Ma tante hocha la tête.

- Oui, même si ce n'était pas trop dérangeant. Disons qu'avant tu étais une petite pipelette, et qu'au fur et à mesure, tu devenais plus silencieuse, même si tu répondais quand on te posait des questions par exemple. Clarifia-t-elle.

- J'ai passé presque un an à ne plus parler du tout, lui appris-je alors. Quand j'étais à l'orphelinat.

Elle me jeta un regard surpris.

- Oh, à ce point ? Souffla-t-elle. Si je m'attendais...

- Je vais mieux, maintenant. La rassurais-je. Même si j'ai parfois dû mal avec le coréen... Pouvez-vous reprendre ? Que s'est-il passé ensuite ?

- Oui, bien sûr. J'ai essayé de parler à ta mère en voyant que sa relation avec ton père ne s'améliorait pas ; et que celle avec toi non plus puisqu'elle n'avait plus de patience pour t'élever. Elle était à bout, et surtout elle se posait beaucoup de questions. Elle pensait qu'elle avait été trop vite avec ton père, et que tu étais arrivée trop tôt dans leur vie. Te gérer en plus de son travail, tout en essayant d'avoir une vie de couple n'avait pas été aussi facile que ce qu'elle s'était imaginée. Peut-être y avait-il d'autres raisons, mais c'est cela qu'elle m'a expliqué quand nous en avons parlé. Elle n'a pas parlé de leurs disputes, donc je ne peux pas t'en dire beaucoup plus ; seulement qu'à la fin, vers tes sept ans, ils ne s'adressaient même plus la parole.

- Moi je sais, soufflais-je d'une voix un peu tremblante. Je ne me souviens pas de tout exactement, mais ils se hurlaient beaucoup dessus. Et ils me hurlaient dessus aussi, justement, c'est pour ça qu'inconsciemment j'ai arrêté de parler. Ils me disaient de me taire, toujours de me taire ; j'imagine qu'à force je leur obéissait en pensant que cela résoudrait leurs problèmes et qu'ils arrêteraient de se crier dessus.

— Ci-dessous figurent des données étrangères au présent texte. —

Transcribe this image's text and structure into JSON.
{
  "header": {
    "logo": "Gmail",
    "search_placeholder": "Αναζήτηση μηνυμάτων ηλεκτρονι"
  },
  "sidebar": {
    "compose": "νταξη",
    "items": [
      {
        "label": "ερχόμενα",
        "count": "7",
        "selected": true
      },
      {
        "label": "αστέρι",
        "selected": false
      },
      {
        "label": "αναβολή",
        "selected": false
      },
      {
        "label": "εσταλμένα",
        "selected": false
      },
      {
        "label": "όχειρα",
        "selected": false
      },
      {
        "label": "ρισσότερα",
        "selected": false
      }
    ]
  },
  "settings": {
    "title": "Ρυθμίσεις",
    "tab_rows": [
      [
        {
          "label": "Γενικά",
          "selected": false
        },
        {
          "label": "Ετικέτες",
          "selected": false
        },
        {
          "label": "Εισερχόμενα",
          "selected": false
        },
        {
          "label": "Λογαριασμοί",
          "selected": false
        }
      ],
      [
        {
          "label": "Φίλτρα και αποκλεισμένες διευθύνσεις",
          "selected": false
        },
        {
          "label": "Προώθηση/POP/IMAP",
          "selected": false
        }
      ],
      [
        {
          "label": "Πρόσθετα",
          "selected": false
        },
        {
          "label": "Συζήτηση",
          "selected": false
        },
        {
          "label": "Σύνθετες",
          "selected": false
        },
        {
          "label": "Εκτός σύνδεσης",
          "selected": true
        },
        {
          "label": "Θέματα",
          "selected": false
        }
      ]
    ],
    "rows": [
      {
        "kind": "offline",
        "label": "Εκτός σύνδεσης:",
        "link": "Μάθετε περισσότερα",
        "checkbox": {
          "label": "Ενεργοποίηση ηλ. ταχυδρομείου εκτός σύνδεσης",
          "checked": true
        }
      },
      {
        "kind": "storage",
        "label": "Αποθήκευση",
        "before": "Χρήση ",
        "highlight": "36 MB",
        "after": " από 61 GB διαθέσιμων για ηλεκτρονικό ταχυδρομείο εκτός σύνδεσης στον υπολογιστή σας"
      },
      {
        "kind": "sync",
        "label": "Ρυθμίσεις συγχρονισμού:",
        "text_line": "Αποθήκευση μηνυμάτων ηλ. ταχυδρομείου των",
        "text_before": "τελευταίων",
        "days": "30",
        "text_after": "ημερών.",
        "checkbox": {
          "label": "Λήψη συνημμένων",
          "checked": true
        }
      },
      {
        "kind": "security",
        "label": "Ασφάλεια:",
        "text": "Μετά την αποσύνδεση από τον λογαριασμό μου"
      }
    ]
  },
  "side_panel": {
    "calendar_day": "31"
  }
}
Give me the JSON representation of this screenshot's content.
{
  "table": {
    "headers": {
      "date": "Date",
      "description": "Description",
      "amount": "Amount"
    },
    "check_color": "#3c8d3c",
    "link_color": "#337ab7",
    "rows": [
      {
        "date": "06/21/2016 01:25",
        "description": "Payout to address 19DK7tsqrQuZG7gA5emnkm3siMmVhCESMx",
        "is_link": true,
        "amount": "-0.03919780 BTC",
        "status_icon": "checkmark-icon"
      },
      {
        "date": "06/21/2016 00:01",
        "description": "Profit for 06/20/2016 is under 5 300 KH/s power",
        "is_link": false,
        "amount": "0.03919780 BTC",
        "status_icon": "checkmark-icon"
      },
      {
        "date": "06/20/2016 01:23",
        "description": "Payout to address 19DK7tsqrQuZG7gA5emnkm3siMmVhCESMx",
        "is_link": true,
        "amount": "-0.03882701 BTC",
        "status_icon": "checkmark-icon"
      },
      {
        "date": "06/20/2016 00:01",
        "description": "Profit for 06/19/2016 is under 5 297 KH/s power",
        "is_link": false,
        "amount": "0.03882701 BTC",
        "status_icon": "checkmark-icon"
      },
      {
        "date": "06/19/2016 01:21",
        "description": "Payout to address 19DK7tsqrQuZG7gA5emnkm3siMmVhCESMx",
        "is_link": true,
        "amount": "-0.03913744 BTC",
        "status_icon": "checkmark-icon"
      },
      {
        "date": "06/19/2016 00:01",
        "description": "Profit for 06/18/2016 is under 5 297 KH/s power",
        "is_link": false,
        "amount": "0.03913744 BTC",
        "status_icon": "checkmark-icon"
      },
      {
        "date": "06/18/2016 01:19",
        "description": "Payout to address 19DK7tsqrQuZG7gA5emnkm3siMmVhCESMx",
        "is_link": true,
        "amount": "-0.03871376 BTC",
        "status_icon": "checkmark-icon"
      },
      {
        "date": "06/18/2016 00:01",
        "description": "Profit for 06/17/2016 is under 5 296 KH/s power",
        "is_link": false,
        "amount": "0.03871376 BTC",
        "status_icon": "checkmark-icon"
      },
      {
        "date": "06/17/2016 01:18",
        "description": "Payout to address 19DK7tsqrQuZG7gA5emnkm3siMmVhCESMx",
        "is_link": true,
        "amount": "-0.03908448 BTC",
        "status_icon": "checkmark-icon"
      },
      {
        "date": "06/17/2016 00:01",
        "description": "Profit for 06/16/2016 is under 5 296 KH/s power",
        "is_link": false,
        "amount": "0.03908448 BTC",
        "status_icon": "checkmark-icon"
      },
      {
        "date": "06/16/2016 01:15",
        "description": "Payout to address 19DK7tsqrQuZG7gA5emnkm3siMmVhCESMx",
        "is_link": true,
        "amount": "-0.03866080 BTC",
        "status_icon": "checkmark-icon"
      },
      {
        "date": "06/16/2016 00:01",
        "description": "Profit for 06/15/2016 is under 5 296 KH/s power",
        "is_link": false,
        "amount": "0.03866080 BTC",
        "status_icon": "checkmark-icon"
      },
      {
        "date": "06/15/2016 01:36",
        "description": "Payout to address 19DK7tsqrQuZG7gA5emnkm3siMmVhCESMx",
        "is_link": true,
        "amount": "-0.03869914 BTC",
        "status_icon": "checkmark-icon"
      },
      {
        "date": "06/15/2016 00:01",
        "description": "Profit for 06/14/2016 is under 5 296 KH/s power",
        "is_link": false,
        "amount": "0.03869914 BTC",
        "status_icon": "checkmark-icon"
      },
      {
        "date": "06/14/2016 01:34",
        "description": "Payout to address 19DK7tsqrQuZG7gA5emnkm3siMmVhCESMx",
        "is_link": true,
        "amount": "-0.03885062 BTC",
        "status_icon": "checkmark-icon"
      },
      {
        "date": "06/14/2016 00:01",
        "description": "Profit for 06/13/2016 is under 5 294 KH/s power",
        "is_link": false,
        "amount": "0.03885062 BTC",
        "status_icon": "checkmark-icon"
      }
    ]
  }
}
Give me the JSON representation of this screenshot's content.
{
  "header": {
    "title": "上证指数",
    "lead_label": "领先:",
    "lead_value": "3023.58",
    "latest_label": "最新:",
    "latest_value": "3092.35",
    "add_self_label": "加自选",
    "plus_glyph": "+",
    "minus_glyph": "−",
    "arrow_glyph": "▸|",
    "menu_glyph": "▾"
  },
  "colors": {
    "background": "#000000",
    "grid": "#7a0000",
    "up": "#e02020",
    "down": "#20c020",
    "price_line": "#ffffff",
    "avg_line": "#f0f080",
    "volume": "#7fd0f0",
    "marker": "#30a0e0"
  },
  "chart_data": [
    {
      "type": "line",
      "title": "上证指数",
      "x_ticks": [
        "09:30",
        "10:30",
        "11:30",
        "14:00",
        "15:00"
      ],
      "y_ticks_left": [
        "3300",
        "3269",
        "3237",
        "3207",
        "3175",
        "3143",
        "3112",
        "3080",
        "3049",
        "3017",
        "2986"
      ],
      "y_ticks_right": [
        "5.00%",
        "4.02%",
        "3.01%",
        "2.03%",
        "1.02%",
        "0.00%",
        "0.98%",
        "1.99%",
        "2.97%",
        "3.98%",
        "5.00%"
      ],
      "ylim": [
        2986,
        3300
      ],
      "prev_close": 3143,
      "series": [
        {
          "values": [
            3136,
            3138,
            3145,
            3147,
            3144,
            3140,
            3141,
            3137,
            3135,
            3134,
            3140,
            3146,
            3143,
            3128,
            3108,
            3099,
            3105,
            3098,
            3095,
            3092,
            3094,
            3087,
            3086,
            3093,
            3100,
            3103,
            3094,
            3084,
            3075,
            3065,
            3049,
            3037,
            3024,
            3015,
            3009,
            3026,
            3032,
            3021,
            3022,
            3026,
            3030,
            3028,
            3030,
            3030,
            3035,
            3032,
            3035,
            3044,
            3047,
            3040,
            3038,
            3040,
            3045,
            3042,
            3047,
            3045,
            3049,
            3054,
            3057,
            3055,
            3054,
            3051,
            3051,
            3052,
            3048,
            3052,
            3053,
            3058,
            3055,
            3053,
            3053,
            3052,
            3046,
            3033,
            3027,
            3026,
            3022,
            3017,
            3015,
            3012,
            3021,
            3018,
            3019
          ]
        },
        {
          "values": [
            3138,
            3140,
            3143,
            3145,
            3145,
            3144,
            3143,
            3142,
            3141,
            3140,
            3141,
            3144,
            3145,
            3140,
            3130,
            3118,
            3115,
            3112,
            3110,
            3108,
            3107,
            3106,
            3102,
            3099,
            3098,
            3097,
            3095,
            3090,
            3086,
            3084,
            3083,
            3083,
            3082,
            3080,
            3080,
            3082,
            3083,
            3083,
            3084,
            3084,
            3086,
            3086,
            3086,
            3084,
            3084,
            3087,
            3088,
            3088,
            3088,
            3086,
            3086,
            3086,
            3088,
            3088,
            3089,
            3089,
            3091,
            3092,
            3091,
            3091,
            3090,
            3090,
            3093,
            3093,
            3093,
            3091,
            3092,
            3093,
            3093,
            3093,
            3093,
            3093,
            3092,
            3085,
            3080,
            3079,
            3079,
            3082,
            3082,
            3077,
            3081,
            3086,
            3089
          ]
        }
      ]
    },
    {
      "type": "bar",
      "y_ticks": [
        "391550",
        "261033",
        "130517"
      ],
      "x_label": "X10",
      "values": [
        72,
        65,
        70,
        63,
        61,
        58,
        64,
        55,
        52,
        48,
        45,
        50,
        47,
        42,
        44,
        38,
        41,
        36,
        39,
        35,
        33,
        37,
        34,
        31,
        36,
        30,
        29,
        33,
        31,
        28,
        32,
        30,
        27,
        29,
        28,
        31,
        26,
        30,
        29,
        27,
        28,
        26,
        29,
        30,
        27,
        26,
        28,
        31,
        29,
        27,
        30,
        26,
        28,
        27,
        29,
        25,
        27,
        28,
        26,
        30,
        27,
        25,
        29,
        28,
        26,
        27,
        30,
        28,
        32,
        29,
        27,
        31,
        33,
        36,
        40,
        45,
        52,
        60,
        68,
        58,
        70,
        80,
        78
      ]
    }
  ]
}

Je ne me souvenais que de leurs disputes justement. C'est pour ça que j'avais tant voulu oublier ces souvenirs ; pour effacer leurs cris dans ma tête.

Ma tante ferma les yeux quelques secondes en soupirant.

- Je comprends... Soupira-t-elle. Leurs disputes prenaient trop de place et quand tu demandais un peu d'attention, tu n'en recevais jamais.

J'acquiesçai lentement tandis qu'elle reprenait la suite de son histoire.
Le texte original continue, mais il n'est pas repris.